Some employers will match the amount their employees pay into their own pensions. They’ll allow you to pay more or less, depending on your preference.
If you can make it work financially, always put in the maximum contributions. That way, your employer’s “matching” amount will be the highest possible.
If your employer offers it, make sure you take this sweet deal.
Frequently Asked Questions
How much income will I need in retirement?
A good estimate is 80% of your pre-retirement income. So if you make $100,000 now, you might need $80,000 per year in your golden years. Just remember that inflation will bump that number up.
What percentage of my income should I save for retirement?
According to the 50/30/20 rule, you should spend 20% of your after-tax income on savings or paying down debt. If you can save more responsibly, go for it. Every dollar invested now will be worth many more in a few decades.
How much do I need to save to retire on $50,000 a year?
Try Canada’s retirement calculator to figure out how much you can expect to earn in retirement. A simpler version is Vanguard’s calculator. It’s written in plain English and takes about 30 seconds to fill out.
Retirement planning can be intimidating — even downright scary. But it doesn’t have to be.

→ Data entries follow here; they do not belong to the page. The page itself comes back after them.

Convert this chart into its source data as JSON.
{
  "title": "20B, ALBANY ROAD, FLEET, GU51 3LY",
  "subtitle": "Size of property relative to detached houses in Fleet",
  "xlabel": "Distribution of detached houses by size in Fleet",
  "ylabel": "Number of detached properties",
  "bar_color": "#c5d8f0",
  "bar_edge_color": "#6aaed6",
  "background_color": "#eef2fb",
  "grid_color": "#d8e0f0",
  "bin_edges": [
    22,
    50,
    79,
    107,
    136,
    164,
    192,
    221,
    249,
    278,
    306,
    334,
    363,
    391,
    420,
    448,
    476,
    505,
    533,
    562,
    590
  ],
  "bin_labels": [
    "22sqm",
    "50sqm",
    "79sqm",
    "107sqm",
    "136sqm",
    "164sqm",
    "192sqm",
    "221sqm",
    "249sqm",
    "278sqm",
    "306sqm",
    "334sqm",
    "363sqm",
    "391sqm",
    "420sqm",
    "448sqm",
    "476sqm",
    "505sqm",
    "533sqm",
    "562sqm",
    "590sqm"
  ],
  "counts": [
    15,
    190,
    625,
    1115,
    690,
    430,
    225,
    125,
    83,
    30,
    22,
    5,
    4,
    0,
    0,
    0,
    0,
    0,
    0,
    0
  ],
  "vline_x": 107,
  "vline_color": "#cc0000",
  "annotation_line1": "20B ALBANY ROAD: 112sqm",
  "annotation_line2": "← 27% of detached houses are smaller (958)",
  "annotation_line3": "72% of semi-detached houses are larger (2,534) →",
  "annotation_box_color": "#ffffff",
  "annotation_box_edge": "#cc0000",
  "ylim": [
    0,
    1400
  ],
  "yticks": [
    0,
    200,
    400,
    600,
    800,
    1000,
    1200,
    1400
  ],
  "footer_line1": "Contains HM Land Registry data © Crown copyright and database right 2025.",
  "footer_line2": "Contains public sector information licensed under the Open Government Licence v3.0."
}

Investing is easier than ever nowadays. Many services offer a set-it-and-forget-it approach, and nearly every financial institution has auto-deposits so you don’t even have to think about saving.
Once you figure when to use an RRSP vs. a TFSA, and take advantage of perks like employer pension matching, you’ll start to feel confident and in control of your financial future.
By understanding budgeting basics, paying off debt, and saving a little bit every single month, you can build a nest egg that’ll serve you well in your golden years.